With the Sochi Games coming up this winter, I recently dug out my slides from the Nagano Games and did some reminiscing.  The Salt Lake Olympic Committee (SLOC) sent me to Nagano to scope out weather observing and forecasting needs for the 2002 Olympics.  Being a pre-911 Olympics, I had credentials that provided unfettered access to the venues and a first-hand look at the events and weather needs for four jet-lagged days.  Most observation days involved a group visit and tour of a venue, watching an event, and then meeting with the venue meteorologist.  At a few venues, I met with former Olympians, coaches, or other support individuals to discuss the impacts of weather on the competitions.  Given the "boring" weather in place over Utah right now, I thought I'd share a few photos and perspectives.

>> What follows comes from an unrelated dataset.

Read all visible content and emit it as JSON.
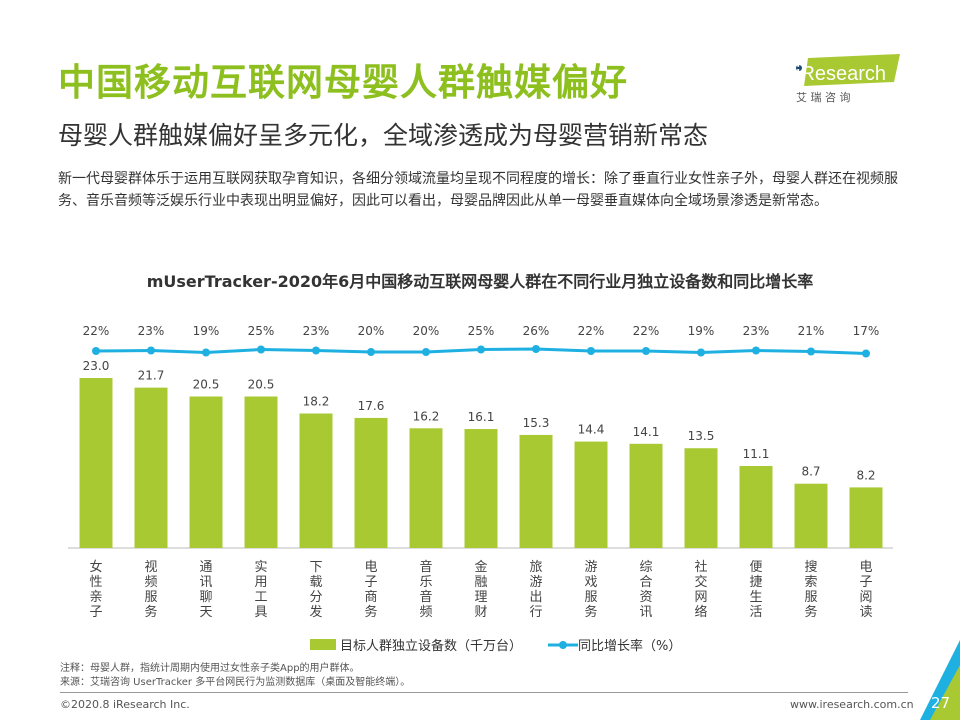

Enjoying a sunny day with Wasatch touring legend Dave Hanscom at the Snow Harp cross country venue in the Hakuba Valley.  The Japanese Alps rise more than 2000 meters above the valley floor and receive abundant "lake-effect" snowfall from the Sea of Japan. 
Touring the ski jump facility during the Men's 120-m gold-medal competition.
Having a bird's-eye view of Kazuyoshi Funaki winning the gold in front of his home-country fans
is something I will never forget.   
29-time Olympic and World Championship medalist Bjorn Daehlie chasing an Italian-team skier during the third leg of the men's 4x10km relay.  After losing to the Italians in Lillehammer, Daehlie and the Norwegians claimed a 0.2 second victory in Nagano thanks to a sprint in the anchor leg by Thomas Alsgaard.  What a race!
Deep-powder skiing with a few security guards after cancellation of the Super-G.  The hill was largely mine and I enjoyed a few chin ticklers on the closed and deserted downhill course.  
Vending machines in Hakuba.  Surprisingly, we didn't see such hospitality during the Salt Lake Games.
The weather operations center in Nagano.  I had a translator work with me here, which was great, except for techy terms like parameterization, polarimetric, grid-spacing, etc.  
The venue forecaster at the Hakuba Ski Jumping Center.  This is one of the most challenging forecasting positions at the Winter Olympics because ski jumping is extremely sensitive to even small changes in wind speed and direction.